As operations steadily return to normal across the US and Canada, corporate leaders are reflecting on lessons learned and transitioning from the crisis response phase into one of recovery, and eventually readiness, as they assess the emergent risks that will define the post-covid business environment.
In particular, the pandemic laid bare the degree to which supply chain vulnerabilities impact business continuity—and served as a once-in-an-era litmus test for organizations’ preparation and response plans in an absolute worst-case scenario. Issues with supply, staffing shortages, manufacturing, transport, and ports of entry came together as a perfect storm of crises.
The reality is that many companies weren’t adequately considering a disruptive event of such magnitude, nor were they effectively using data to plan for and manage the crisis as it unfolded.
It’s now abundantly clear that one of the best ways to get ahead of future crises is by better utilizing data analysis and monitoring. Here’s how:
1) Leverage your existing data.
Many companies have incredibly valuable data from across areas such as their supply chain, customers, financials and employees, yet they don’t take full advantage of it when preparing for and responding to crises. By connecting these various data points through data aggregators and analytics, organizations can apply quantitative and qualitative analyses to help decision making before, during and after a crisis--and better allocate limited resources to those areas with the highest levels of risk exposure.
2) Generate new, internal data by conducting a robust business impact assessment
While people often wince when asked if they have conducted a business impact assessment, COVID demonstrated just how important it is to have a full understanding of priorities during a crisis as well as the resources needed to enable those priorities to not just survive, but thrive, during a crisis. Conducting a business analysis now, especially with COVID so fresh in the minds of many executives, is critical to prepare your organization for the next crisis.
Not only will a business impact assessment highlight priorities and ‘must have’ requirements, as well as a multitude of issues and risks with the organization’s current resilience posture, but if done correctly by leveraging data analysis, organizations can better demonstrate the interconnectivity of risk scenarios and take proactive steps to minimize the chances of disruption. This is a slightly new bent on business impact analyses – one focused on using outputs for prevention and risk mitigation, not just for prioritization and the identifying needed resources. In turn, it’s an exercise that could prove to be far more valuable in the eyes of the Board and senior executives.
3) Collect new, external data by broadening your scope of possible risk scenarios
While internal data is incredibly important, it is only one side of the data coin. External data, focused on existing and emerging risks, can provide an organization with incredible insight into how their risk profile and related exposure is changing over time and provides an opportunity for organizations to get ahead of those risks and potentially prevent them from materializing. Key metrics to consider are the evolving political, social, regulatory and safety factors of the geographies in which an organization’s employees, vendors, and customers operate.
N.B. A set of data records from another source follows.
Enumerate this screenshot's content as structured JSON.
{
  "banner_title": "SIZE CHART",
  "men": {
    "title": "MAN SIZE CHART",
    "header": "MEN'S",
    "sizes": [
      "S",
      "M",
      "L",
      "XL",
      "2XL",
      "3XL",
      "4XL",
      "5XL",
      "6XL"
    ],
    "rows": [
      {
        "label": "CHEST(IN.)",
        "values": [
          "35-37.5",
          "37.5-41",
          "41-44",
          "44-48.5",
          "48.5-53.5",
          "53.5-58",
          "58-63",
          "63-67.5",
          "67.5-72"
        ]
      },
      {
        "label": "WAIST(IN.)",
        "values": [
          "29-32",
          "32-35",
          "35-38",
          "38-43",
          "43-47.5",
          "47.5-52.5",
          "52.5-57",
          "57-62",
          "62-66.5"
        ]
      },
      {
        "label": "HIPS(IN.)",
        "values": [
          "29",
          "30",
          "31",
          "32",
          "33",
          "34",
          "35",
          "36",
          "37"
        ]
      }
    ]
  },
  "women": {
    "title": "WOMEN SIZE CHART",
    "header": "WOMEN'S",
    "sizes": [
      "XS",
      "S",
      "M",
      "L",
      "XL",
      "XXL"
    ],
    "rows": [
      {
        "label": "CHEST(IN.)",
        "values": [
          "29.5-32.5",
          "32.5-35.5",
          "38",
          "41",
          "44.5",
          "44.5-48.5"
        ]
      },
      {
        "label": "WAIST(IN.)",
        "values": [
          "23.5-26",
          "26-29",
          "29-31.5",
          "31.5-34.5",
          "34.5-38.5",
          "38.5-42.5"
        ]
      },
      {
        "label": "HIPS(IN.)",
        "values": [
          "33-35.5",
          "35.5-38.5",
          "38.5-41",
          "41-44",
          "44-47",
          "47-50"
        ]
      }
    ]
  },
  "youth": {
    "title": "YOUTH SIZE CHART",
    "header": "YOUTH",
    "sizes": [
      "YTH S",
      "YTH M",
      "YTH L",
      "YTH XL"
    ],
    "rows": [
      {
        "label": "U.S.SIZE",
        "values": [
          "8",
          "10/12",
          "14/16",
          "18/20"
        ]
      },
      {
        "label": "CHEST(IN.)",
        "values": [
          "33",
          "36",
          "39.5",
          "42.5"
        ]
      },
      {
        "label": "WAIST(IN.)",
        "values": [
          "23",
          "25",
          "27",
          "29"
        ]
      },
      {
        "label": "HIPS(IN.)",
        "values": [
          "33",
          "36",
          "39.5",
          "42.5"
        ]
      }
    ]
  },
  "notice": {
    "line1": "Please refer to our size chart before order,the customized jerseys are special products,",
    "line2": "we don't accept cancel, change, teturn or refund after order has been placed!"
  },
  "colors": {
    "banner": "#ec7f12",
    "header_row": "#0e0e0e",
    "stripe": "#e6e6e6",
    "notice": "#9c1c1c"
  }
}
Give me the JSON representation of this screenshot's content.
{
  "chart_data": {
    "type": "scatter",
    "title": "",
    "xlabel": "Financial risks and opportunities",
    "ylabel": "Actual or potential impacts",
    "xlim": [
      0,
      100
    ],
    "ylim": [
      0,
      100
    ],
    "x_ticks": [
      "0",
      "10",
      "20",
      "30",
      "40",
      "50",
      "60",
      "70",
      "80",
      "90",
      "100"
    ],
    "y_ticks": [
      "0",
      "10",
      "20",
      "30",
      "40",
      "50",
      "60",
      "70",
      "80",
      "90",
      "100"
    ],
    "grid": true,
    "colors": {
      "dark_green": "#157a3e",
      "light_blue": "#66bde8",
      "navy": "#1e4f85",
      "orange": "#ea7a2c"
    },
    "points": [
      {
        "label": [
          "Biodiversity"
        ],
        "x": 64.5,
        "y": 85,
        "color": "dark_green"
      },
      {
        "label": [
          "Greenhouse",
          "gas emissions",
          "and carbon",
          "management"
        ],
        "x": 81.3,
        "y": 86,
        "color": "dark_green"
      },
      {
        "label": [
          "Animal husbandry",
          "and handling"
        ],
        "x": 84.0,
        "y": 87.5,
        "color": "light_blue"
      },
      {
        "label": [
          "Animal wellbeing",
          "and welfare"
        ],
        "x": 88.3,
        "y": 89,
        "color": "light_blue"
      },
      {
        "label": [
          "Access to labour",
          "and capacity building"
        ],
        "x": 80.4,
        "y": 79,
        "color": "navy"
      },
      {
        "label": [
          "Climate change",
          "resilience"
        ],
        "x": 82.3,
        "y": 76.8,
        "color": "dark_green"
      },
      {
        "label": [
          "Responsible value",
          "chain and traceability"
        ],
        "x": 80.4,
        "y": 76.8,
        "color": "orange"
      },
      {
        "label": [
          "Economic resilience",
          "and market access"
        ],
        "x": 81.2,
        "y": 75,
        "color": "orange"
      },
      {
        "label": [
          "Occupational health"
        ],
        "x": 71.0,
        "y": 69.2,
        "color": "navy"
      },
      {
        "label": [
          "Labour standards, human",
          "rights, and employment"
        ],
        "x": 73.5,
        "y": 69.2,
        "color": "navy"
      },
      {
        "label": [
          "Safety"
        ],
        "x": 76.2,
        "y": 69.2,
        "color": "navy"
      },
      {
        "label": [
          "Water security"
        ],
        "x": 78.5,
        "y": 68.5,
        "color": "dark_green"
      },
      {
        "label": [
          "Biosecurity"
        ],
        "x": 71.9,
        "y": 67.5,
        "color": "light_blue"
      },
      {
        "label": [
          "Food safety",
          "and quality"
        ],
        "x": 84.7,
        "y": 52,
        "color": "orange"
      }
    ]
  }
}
COVID provided a clear example of how tracking external data on case count, test positivity, and local mitigation regulations provided insight into the level of business disruption. Similar external metrics should be tracked for things like social unrest, security incidents, insider threats and indicators of workplace violence, crime, corruption risk, economic stability, and political and regulatory developments to better understand full range threats to business and supply chain continuity globally. While COVID provided challenges that organizations and executives hopefully only experience once in a lifetime, realistically, organizations will continue to face many other multifaceted risks and crises in today’s increasingly complicated global business environment.
We’re now more frequently seeing organizations embrace a ‘what if’ culture— formally identifying best, worst and most likely scenarios against their risk profile, and engaging in conversations with senior leadership about how best to address these risks from both a proactive and responsive perspective. This sort of scenario analysis allows organizations to think through the potential implications of crises emerging long before they do, and put them in a position of competitive advantage should those crises materialize. These scenarios can be supplemented with data analytics to provide to better assess current and future risk factors, visualize and model how disruptions cascade through the organization, and better monitor the operating environment to anticipate when risk mitigation steps are needed.
In summary, better use of existing and new data sources, combined with robust data analytics, incrementally improves organizations’ crisis management and business continuity capabilities and more seamlessly integrates them into ongoing business-as-usual operations. This allows decision makers to be proactive rather than be caught flatfooted when the next disruption arrives.